National Origin Discrimination Claim Dismissed; “Stray Remarks” Insufficient

In Medrano v. The City University of New York, No. 162199/2023, 2025 WL 1085294, 2025 N.Y. Slip Op. 31267(U), 4–5 (N.Y. Sup Ct, New York County Apr. 03, 2025), the court, inter alia, dismissed plaintiff’s claim of national origin discrimination claim.

From the decision:

Plaintiff alleges she is of Iranian nationality, qualified for her position, suffered the same adverse employment action of denial of her accommodation as mentioned above in sex/gender but instead herein it was due to “Pacheco’s discriminatory animus towards persons of Iranian nationality.” Plt.
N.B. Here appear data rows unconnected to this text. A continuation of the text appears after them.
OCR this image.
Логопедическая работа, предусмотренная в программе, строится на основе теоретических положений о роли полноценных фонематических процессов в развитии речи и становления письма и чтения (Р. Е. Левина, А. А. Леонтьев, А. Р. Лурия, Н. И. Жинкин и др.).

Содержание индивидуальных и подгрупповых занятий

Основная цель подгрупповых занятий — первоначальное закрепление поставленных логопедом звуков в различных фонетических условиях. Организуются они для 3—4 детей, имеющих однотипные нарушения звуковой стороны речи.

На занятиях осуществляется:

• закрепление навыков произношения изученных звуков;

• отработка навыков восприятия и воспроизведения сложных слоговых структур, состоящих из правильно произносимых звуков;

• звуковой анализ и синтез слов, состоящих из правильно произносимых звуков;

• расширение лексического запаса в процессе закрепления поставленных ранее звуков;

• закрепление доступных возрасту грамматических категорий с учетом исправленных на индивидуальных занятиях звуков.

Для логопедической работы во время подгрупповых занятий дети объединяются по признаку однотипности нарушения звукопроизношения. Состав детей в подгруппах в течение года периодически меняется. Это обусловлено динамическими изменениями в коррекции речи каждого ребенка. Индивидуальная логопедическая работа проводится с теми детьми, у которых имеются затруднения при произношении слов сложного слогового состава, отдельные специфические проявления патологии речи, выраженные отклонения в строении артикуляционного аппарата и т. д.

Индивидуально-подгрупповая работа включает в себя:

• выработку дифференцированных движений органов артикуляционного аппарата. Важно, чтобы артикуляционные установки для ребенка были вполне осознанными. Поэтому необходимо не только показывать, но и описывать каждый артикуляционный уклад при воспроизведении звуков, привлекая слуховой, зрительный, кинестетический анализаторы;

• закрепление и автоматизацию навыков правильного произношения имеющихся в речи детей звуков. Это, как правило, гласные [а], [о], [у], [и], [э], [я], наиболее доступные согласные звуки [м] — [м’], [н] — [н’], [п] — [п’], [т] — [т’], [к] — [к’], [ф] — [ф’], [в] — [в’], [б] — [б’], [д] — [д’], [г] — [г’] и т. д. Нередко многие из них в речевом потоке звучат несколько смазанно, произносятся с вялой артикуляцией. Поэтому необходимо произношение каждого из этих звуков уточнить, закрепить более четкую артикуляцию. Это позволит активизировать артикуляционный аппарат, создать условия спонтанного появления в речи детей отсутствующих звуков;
Memo of Law in Opp p. 16. To support Plaintiff’s assertion as to Pacheco and his position towards Plaintiff’s nationality, she points to a single statement he made to her about “visiting a slaughterhouse simply because Plaintiff is an immigrant from the Middle East.” Plt. Memo of Law in Opp p. 16.

Defendant argues, “Plaintiff’s discrimination…claims [are] all depend[ent] on the same adverse employment action – the alleged denial of a reasonable accommodation… [and] the discrimination… claims should fall as failure to accommodate is dismissed.” Def. Memo of Law in Sup. p. 7. Additionally, Defendant argues further that the “two stray remarks… unconnected with any alleged adverse action and which do not even show bias against women are insufficient to state a cause of action for gender discrimination.” Def. Memo of Law in Sup. p. 9. Defendant also maintains that Plaintiff’s alleged nationality remark “makes no reference to national origin [and] evinces no hostility toward either Iranians or Muslims… [as] there is nothing wrong with…being identified… as such… and Plaintiff provides no context suggesting that Pacheco held any animus toward Iranians or Muslims.” Def. Memo of Law in Sup. pp. 9-10.

This Court finds the element of adverse employment action is not met in accordance with the finding above. Additionally, the Court finds the two stand-alone comments identified by Plaintiff are insufficient to give rise to the inference of gender discrimination without more. Lent v City of New York, 209 AD3d 494, 495 (1st Dept 2022) (“The alleged stray remark by Defendant MacDonald that Plaintiff was ‘old enough to retire’ did not, without more, give rise to an inference of ageist bias”). Lastly, this Court finds the single comment identified by Plaintiff fails to give rise to an inference of nationality discrimination as there is no established connection. see also Pelepelin v City of NY, 189 AD3d 450, 451 (1st Dept 2020) (The Court found “Plaintiff’s allege[d] ‘derogatory comments’… do not evince any ageist or anti-Russian bias”).

Accordingly, held the court, dismissal of this claim was warranted.